Stuck in daily traffic jams, some are already rubbing their hands. Since others will no longer stick them on the asphalt. They will have time from the front seat of their vehicle, stuck in traffic and honking into space at regular intervals, to deliberately confuse warming with disturbance. By making fun of the rain and low temperatures that punctuated the month of June in a Facebook post. While refusing to admit, despite scientific evidence, that the multiplication of these extraordinary meteorological events has any link with climate change. Or by showing screenshots of old newspapers to remind us that in the summer of 1947, there were already heat waves.

I confess to a certain sympathy for this forty activists who went climbing trees in the Ballens forest. Before going to hang themselves elsewhere so as not to be dislodged by the police.
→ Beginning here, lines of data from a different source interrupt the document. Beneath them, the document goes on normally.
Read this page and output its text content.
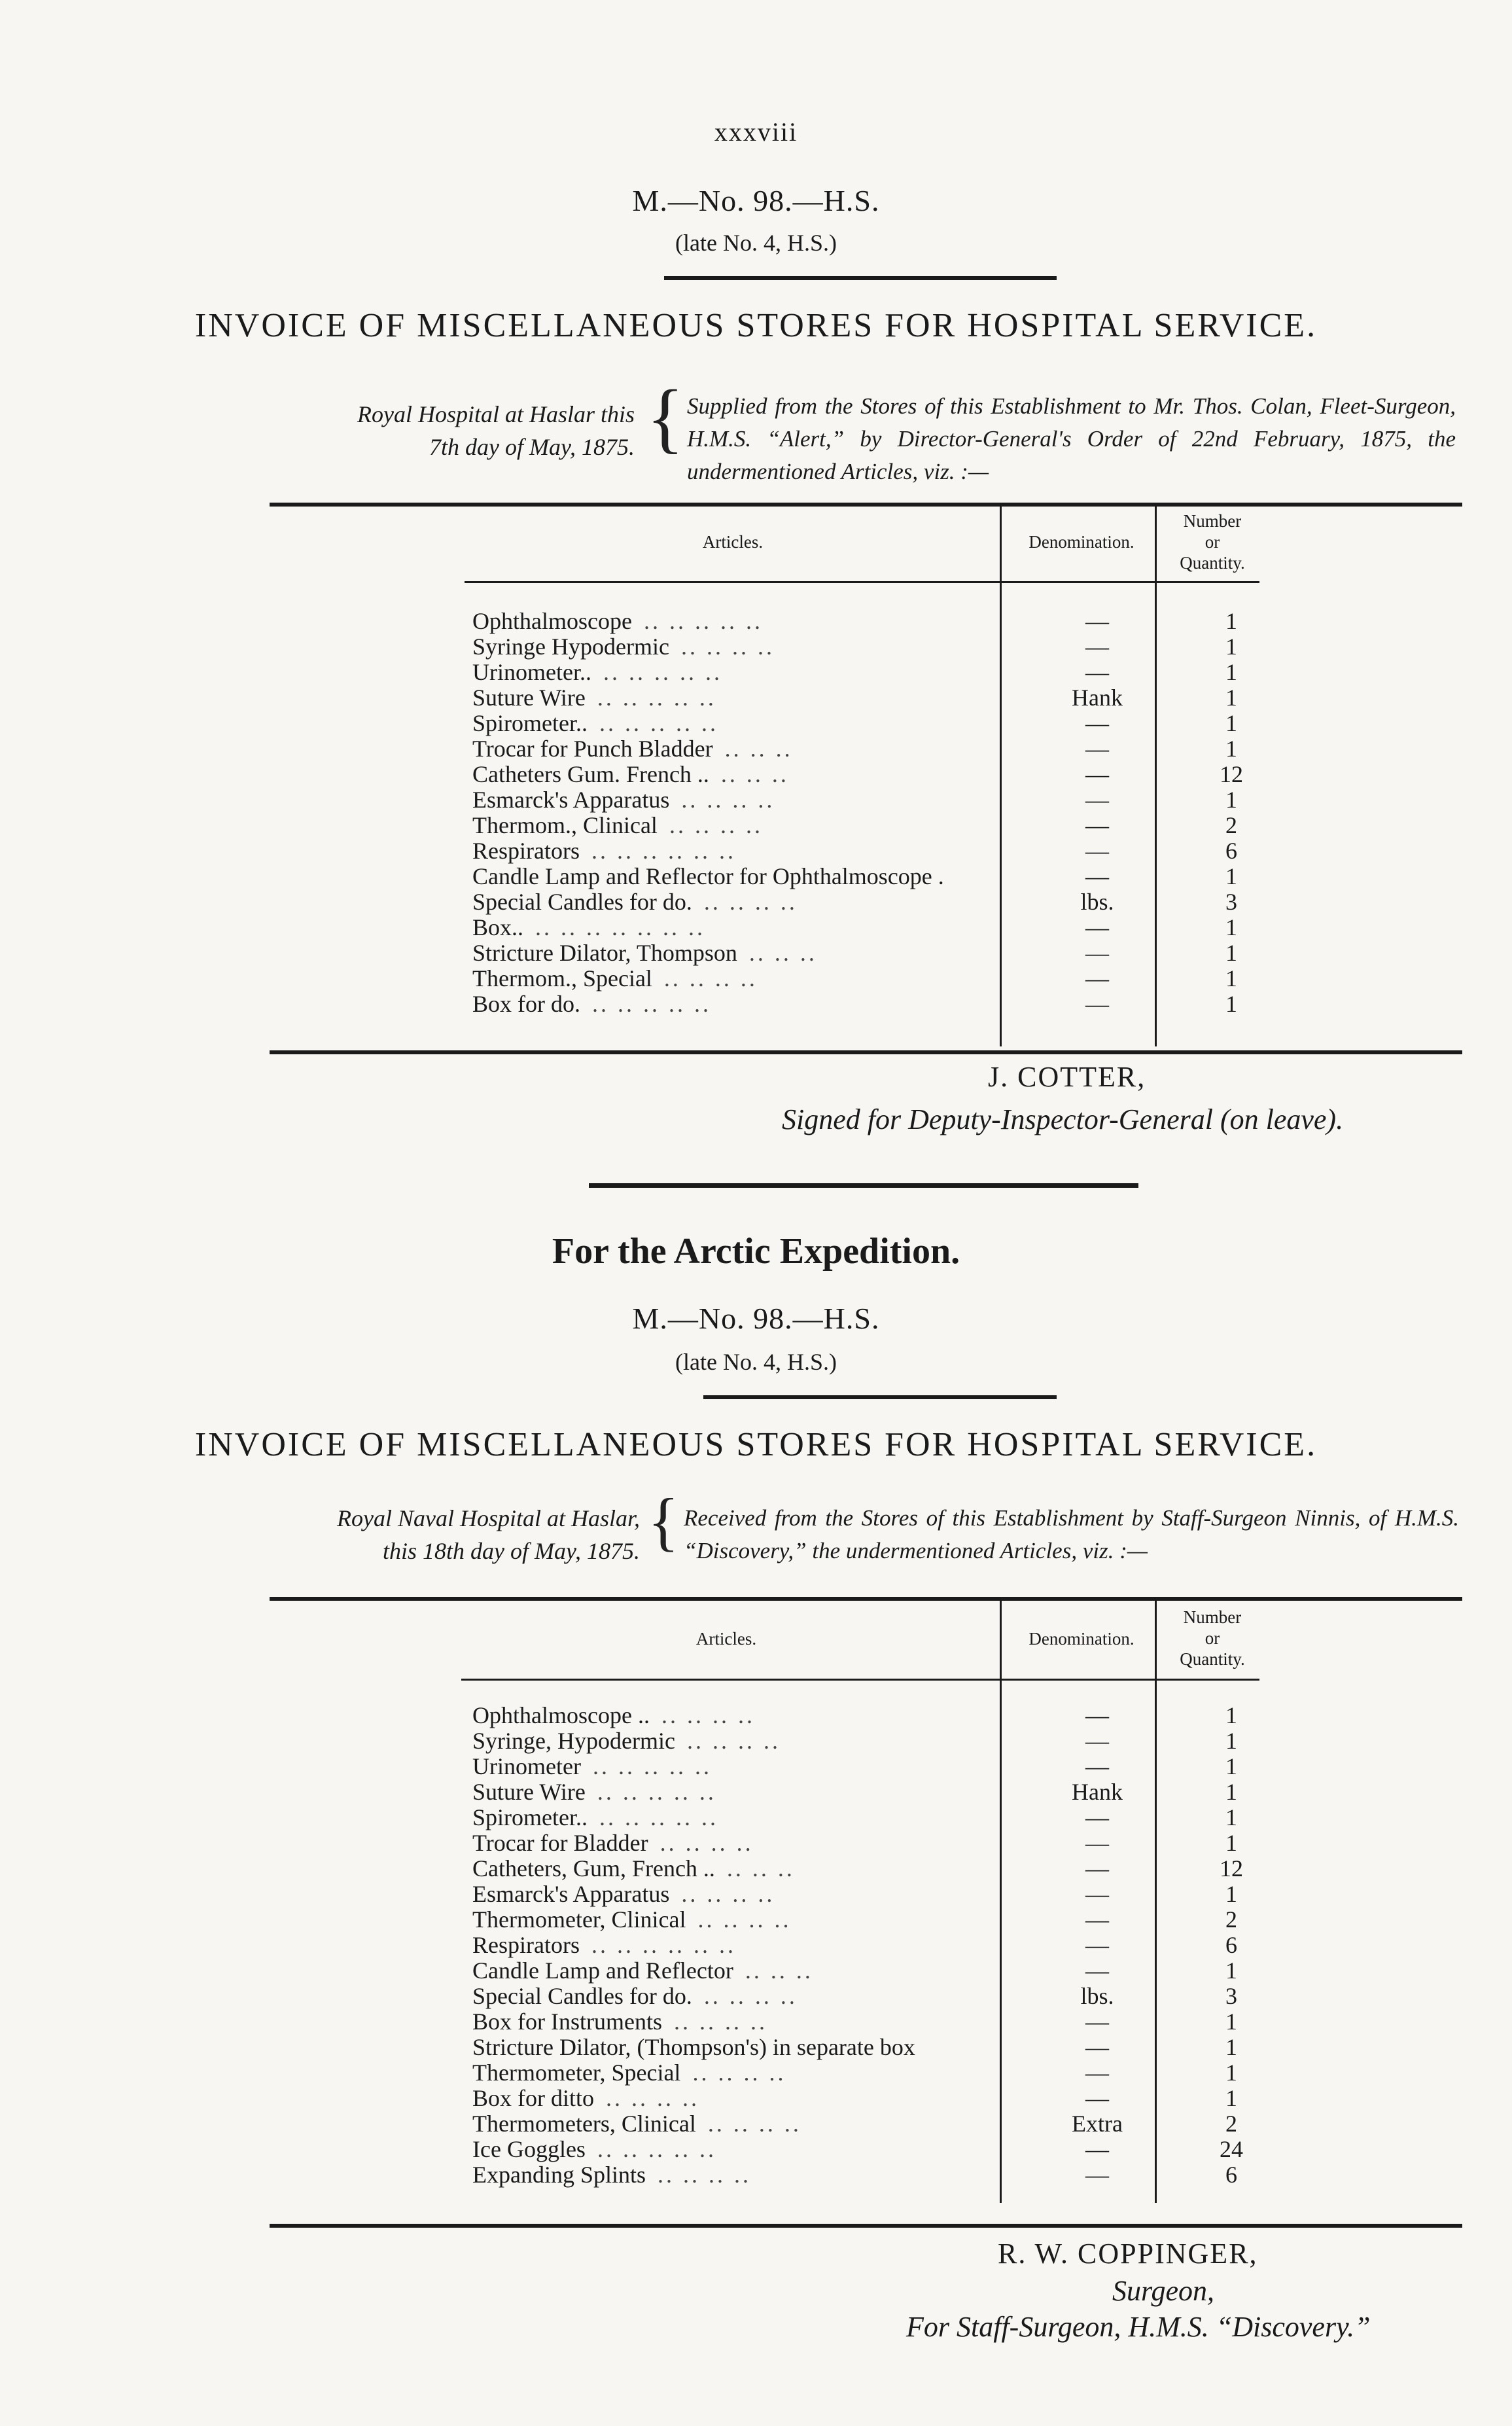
xxxviii
M.—No. 98.—H.S.
(late No. 4, H.S.)
INVOICE OF MISCELLANEOUS STORES FOR HOSPITAL SERVICE.
Royal Hospital at Haslar this
7th day of May, 1875. { Supplied from the Stores of this Establishment to Mr. Thos. Colan, Fleet-Surgeon, H.M.S. “Alert,” by Director-General's Order of 22nd February, 1875, the undermentioned Articles, viz. :—
Articles.	Denomination.
Number
or
Quantity.
Ophthalmoscope .. .. .. .. ..	—	1
Syringe Hypodermic .. .. .. ..	—	1
Urinometer.. .. .. .. .. ..	—	1
Suture Wire .. .. .. .. ..	Hank	1
Spirometer.. .. .. .. .. ..	—	1
Trocar for Punch Bladder .. .. ..	—	1
Catheters Gum. French .. .. .. ..	—	12
Esmarck's Apparatus .. .. .. ..	—	1
Thermom., Clinical .. .. .. ..	—	2
Respirators .. .. .. .. .. ..	—	6
Candle Lamp and Reflector for Ophthalmoscope .	—	1
Special Candles for do. .. .. .. ..	lbs.	3
Box.. .. .. .. .. .. .. ..	—	1
Stricture Dilator, Thompson .. .. ..	—	1
Thermom., Special .. .. .. ..	—	1
Box for do. .. .. .. .. ..	—	1
J. COTTER,
Signed for Deputy-Inspector-General (on leave).
For the Arctic Expedition.
M.—No. 98.—H.S.
(late No. 4, H.S.)
INVOICE OF MISCELLANEOUS STORES FOR HOSPITAL SERVICE.
Royal Naval Hospital at Haslar,
this 18th day of May, 1875. { Received from the Stores of this Establishment by Staff-Surgeon Ninnis, of H.M.S. “Discovery,” the undermentioned Articles, viz. :—
Articles.	Denomination.
Number
or
Quantity.
Ophthalmoscope .. .. .. .. ..	—	1
Syringe, Hypodermic .. .. .. ..	—	1
Urinometer .. .. .. .. ..	—	1
Suture Wire .. .. .. .. ..	Hank	1
Spirometer.. .. .. .. .. ..	—	1
Trocar for Bladder .. .. .. ..	—	1
Catheters, Gum, French .. .. .. ..	—	12
Esmarck's Apparatus .. .. .. ..	—	1
Thermometer, Clinical .. .. .. ..	—	2
Respirators .. .. .. .. .. ..	—	6
Candle Lamp and Reflector .. .. ..	—	1
Special Candles for do. .. .. .. ..	lbs.	3
Box for Instruments .. .. .. ..	—	1
Stricture Dilator, (Thompson's) in separate box	—	1
Thermometer, Special .. .. .. ..	—	1
Box for ditto .. .. .. ..	—	1
Thermometers, Clinical .. .. .. ..	Extra	2
Ice Goggles .. .. .. .. ..	—	24
Expanding Splints .. .. .. ..	—	6
R. W. COPPINGER,
Surgeon,
For Staff-Surgeon, H.M.S. “Discovery.”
This served as a reminder, including to local residents, of what a gravel pit project like this one by 2030: a potential of 18.5 million cubic meters to be dug for which it would be necessary to raze dozens of hectares of forest.

We shout about the latest floods in Morges while noting that the earth is no longer playing its role as a sponge. Our planet is indeed an area to be defended. In the absence of awareness on the part of each person and the individual responsibility that goes with it, some people will have to remind us of this reality from time to time. Like all good whistleblowers who respect themselves.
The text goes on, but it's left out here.